Like other forms of social capital, symbolic solidarity has consequences: recent survey data show a massive rise in the number of key workers who say they feel appreciated by the public. This is a body of goodwill that needs to be nurtured if it is to be sustained.

And then there is the converse: public contempt in the UK is largely reserved from those who break the lockdown. A particular fury greets public leadership figures who ignore the rules that they themselves have made. While the Scottish government seems to have got away unscathed with its botched (or worse) handling of its hypocritical Chief Medical Officer’s behaviour, the UK government’s handling of the Cummings scandal seems to have cost it dearly: trust in government information fell sharply in its wake, among people of all political persuasions and none. On the other hand, the communal solidarity of people who have observed the rules for those who seek optouts has been deeply impressive.

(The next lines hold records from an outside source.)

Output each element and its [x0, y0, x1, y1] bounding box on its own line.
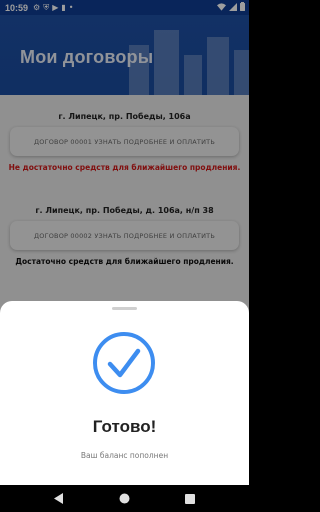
back-icon — [53, 493, 63, 504]
home-button[interactable] — [117, 492, 131, 506]
success-sheet: Готово! Ваш баланс пополнен — [0, 301, 249, 485]
success-title: Готово! — [92, 417, 157, 436]
back-button[interactable] — [52, 492, 66, 506]
check-circle-icon — [93, 332, 155, 394]
sheet-drag-handle[interactable] — [112, 307, 137, 310]
home-icon — [119, 493, 130, 504]
success-subtitle: Ваш баланс пополнен — [80, 451, 169, 460]
system-nav-bar — [0, 485, 249, 512]
recents-icon — [185, 493, 196, 504]
recents-button[interactable] — [183, 492, 197, 506]
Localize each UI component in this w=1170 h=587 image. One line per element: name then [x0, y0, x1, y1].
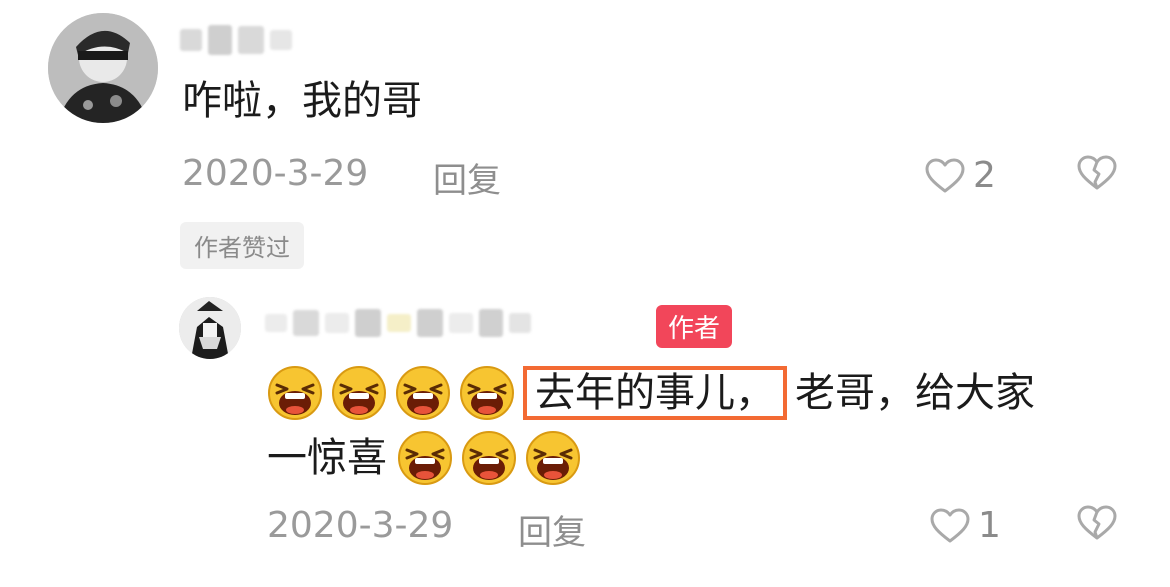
highlighted-text: 去年的事儿， [523, 366, 787, 420]
avatar[interactable] [48, 13, 158, 123]
laughing-emoji [397, 430, 453, 486]
dislike-button[interactable] [1077, 505, 1117, 545]
comment-text: 咋啦，我的哥 [182, 78, 422, 124]
like-count: 1 [978, 505, 1001, 546]
comment-text-line-2: 一惊喜 [267, 428, 589, 488]
avatar-photo [48, 13, 158, 123]
comment-date: 2020-3-29 [267, 505, 454, 546]
username-blurred[interactable] [265, 308, 531, 338]
heart-outline-icon [930, 508, 970, 544]
heart-outline-icon [925, 158, 965, 194]
avatar-photo [179, 297, 241, 359]
comment-text: 老哥，给大家 [795, 370, 1035, 416]
laughing-emoji [459, 365, 515, 421]
dislike-button[interactable] [1077, 155, 1117, 195]
username-blurred[interactable] [180, 25, 292, 55]
comment-date: 2020-3-29 [182, 153, 369, 194]
reply-button[interactable]: 回复 [433, 153, 501, 202]
comment-text-line-1: 去年的事儿， 老哥，给大家 [267, 363, 1035, 423]
author-liked-badge: 作者赞过 [180, 222, 304, 269]
broken-heart-icon [1077, 155, 1117, 191]
author-tag: 作者 [656, 305, 733, 348]
laughing-emoji [395, 365, 451, 421]
like-button[interactable]: 1 [930, 505, 1001, 546]
like-button[interactable]: 2 [925, 155, 996, 196]
comment-text: 一惊喜 [267, 435, 387, 481]
laughing-emoji [461, 430, 517, 486]
broken-heart-icon [1077, 505, 1117, 541]
laughing-emoji [267, 365, 323, 421]
avatar[interactable] [179, 297, 241, 359]
reply-button[interactable]: 回复 [518, 505, 586, 554]
laughing-emoji [331, 365, 387, 421]
laughing-emoji [525, 430, 581, 486]
like-count: 2 [973, 155, 996, 196]
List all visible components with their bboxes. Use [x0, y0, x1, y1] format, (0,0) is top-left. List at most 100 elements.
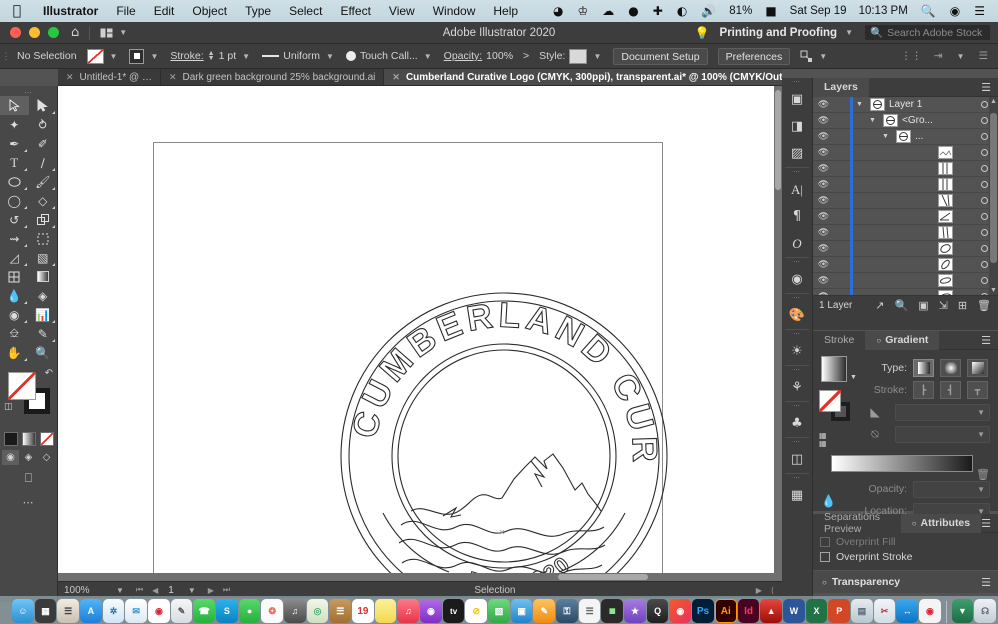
wifi-icon[interactable]: ◐ — [670, 4, 694, 18]
locate-object-icon[interactable]: 🔍 — [894, 299, 908, 312]
play-icon[interactable]: ▶ — [756, 586, 762, 595]
stroke-along-icon[interactable]: ┫ — [940, 381, 961, 399]
fill-color-box[interactable] — [8, 372, 36, 400]
maximize-window-button[interactable] — [48, 27, 59, 38]
dock-scanner-app[interactable]: ▤ — [851, 599, 873, 623]
opacity-value[interactable]: 100% — [486, 50, 513, 62]
dock-reminders[interactable]: ☰ — [578, 599, 601, 623]
make-clipping-mask-icon[interactable]: ▣ — [918, 299, 928, 312]
visibility-eye-icon[interactable]: 👁 — [813, 164, 834, 174]
transform-panel-icon[interactable]: ▣ — [782, 86, 812, 113]
control-bar-grip[interactable]: ⋮ — [0, 44, 12, 69]
rotate-tool[interactable]: ↺ — [0, 210, 29, 229]
creative-cloud-icon[interactable]: ◕ — [546, 4, 570, 18]
delete-stop-icon[interactable]: 🗑 — [976, 468, 990, 481]
dock-image-capture[interactable]: ✂ — [873, 599, 896, 623]
layer-row-path[interactable]: 👁 — [813, 288, 998, 296]
artboards-panel-icon[interactable]: ▦ — [782, 482, 812, 509]
dock-pages[interactable]: ✎ — [533, 599, 556, 623]
dock-downloads-folder[interactable]: ▼ — [951, 599, 974, 623]
dock-stickies[interactable] — [374, 599, 397, 623]
swap-fill-stroke-icon[interactable]: ↶ — [45, 368, 53, 379]
layer-name[interactable]: ... — [915, 131, 923, 142]
dock-word[interactable]: W — [783, 599, 805, 623]
preferences-button[interactable]: Preferences — [717, 47, 791, 65]
artboard-chevron-down-icon[interactable]: ▼ — [180, 586, 204, 595]
dropbox-icon[interactable]: ● — [621, 4, 645, 18]
width-tool[interactable]: ⇝ — [0, 229, 29, 248]
hand-tool[interactable]: ✋ — [0, 343, 29, 362]
gradient-angle-select[interactable]: ▼ — [895, 403, 990, 421]
adobe-stock-search[interactable]: 🔍 Search Adobe Stock — [865, 25, 990, 40]
display-icon[interactable]: ✚ — [646, 4, 670, 18]
dock-photoshop[interactable]: Ps — [692, 599, 714, 623]
opacity-control[interactable]: Opacity: 100% — [439, 50, 518, 62]
rail-grip[interactable]: ⋯ — [782, 258, 812, 266]
transform-icon[interactable]: ⇥ — [934, 50, 943, 62]
menu-object[interactable]: Object — [183, 4, 236, 18]
rail-grip[interactable]: ⋯ — [782, 294, 812, 302]
dock-acrobat[interactable]: ▲ — [760, 599, 783, 623]
arrange-documents-icon[interactable]: ▼ — [100, 28, 129, 38]
menu-illustrator[interactable]: Illustrator — [34, 4, 107, 18]
canvas-horizontal-scrollbar[interactable] — [58, 573, 774, 581]
stroke-swatch[interactable] — [129, 48, 145, 64]
rail-grip[interactable]: ⋯ — [782, 78, 812, 86]
dock-calendar[interactable]: 19 — [352, 599, 374, 623]
close-window-button[interactable] — [10, 27, 21, 38]
perspective-grid-tool[interactable]: ▧ — [29, 248, 58, 267]
dock-itunes-legacy[interactable]: ♫ — [284, 599, 306, 623]
gradient-fill-stroke-toggle-icon[interactable]: ▦ ▦ — [819, 432, 827, 448]
dock-chrome-remote[interactable]: ◉ — [919, 599, 941, 623]
visibility-eye-icon[interactable]: 👁 — [813, 292, 834, 296]
dock-indesign[interactable]: Id — [737, 599, 760, 623]
dock-facetime[interactable]: ☎ — [193, 599, 216, 623]
delete-selection-icon[interactable]: 🗑 — [977, 299, 991, 312]
visibility-eye-icon[interactable]: 👁 — [813, 132, 834, 142]
tab-transparency[interactable]: ○ Transparency — [813, 576, 910, 588]
panel-options-icon[interactable]: ☰ — [979, 50, 988, 62]
dock-chrome[interactable]: ◉ — [148, 599, 170, 623]
curvature-tool[interactable]: ✐ — [29, 134, 58, 153]
expand-control[interactable]: > — [518, 50, 534, 62]
artboard-number[interactable]: 1 — [162, 585, 180, 596]
layer-row-layer1[interactable]: 👁 ▼ Layer 1 — [813, 97, 998, 113]
close-icon[interactable]: ✕ — [66, 72, 74, 83]
dock-illustrator[interactable]: Ai — [714, 599, 737, 623]
visibility-eye-icon[interactable]: 👁 — [813, 148, 834, 158]
create-new-layer-icon[interactable]: ⊞ — [958, 299, 967, 312]
disclosure-triangle-icon[interactable]: ▼ — [853, 101, 866, 108]
overprint-stroke-row[interactable]: Overprint Stroke — [813, 548, 998, 563]
rail-grip[interactable]: ⋯ — [782, 366, 812, 374]
chevron-down-icon[interactable]: ▼ — [955, 52, 967, 61]
menu-type[interactable]: Type — [236, 4, 280, 18]
menu-edit[interactable]: Edit — [145, 4, 184, 18]
scale-tool[interactable] — [29, 210, 58, 229]
tab-gradient[interactable]: ○ Gradient — [865, 330, 940, 350]
brush-definition-control[interactable]: Touch Call... ▼ — [341, 50, 439, 62]
dock-imovie[interactable]: ★ — [624, 599, 646, 623]
visibility-eye-icon[interactable]: 👁 — [813, 228, 834, 238]
next-artboard-icon[interactable]: ▶ — [208, 586, 214, 595]
linear-gradient-icon[interactable] — [913, 359, 934, 377]
gradient-slider[interactable] — [831, 455, 973, 472]
control-center-icon[interactable]: ☰ — [967, 4, 992, 18]
layer-name[interactable]: <Gro... — [902, 115, 933, 126]
none-mode-button[interactable] — [39, 432, 54, 446]
visibility-eye-icon[interactable]: 👁 — [813, 196, 834, 206]
layer-row-path[interactable]: 👁 — [813, 240, 998, 257]
stroke-weight-control[interactable]: Stroke: ▲ ▼ 1 pt ▼ — [165, 50, 257, 62]
panel-menu-icon[interactable]: ☰ — [981, 335, 998, 346]
blend-tool[interactable]: ◈ — [29, 286, 58, 305]
home-icon[interactable]: ⌂ — [71, 25, 79, 40]
dock-notes-app[interactable]: ☰ — [57, 599, 80, 623]
dock-skype[interactable]: S — [216, 599, 238, 623]
dock-keynote[interactable]: ▣ — [510, 599, 533, 623]
layer-row-group[interactable]: 👁 ▼ <Gro... — [813, 112, 998, 129]
magic-wand-tool[interactable]: ✦ — [0, 115, 29, 134]
symbols-panel-icon[interactable]: ⚘ — [782, 374, 812, 401]
layer-row-path[interactable]: 👁 — [813, 176, 998, 193]
color-panel-icon[interactable]: ◉ — [782, 266, 812, 293]
document-tab[interactable]: ✕ Dark green background 25% background.a… — [160, 69, 385, 85]
dock-teamviewer[interactable]: ↔ — [896, 599, 919, 623]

One conclusion I draw from the research studies is that our online behaviour is providing social scientists and others with an awful lot of valuable data. These raises ethical issues which will be familiar to many of those who use data from social media and mobile device records.

But my wider conclusion is that the pandemic really is reshaping our social bonds. The early signs suggest trends that might simply be short term responses to particular circumstances. However, while lockdowns may come and go, social distancing will be around for some time. If so, it likely will have longer term effects on our behaviours which will include our interactions with others. My expectation is that there will be some negative impats on social capital and some positive, but at least as important will be some deep-rooted changes in the ways that social bonds are made, reinforced, and broken.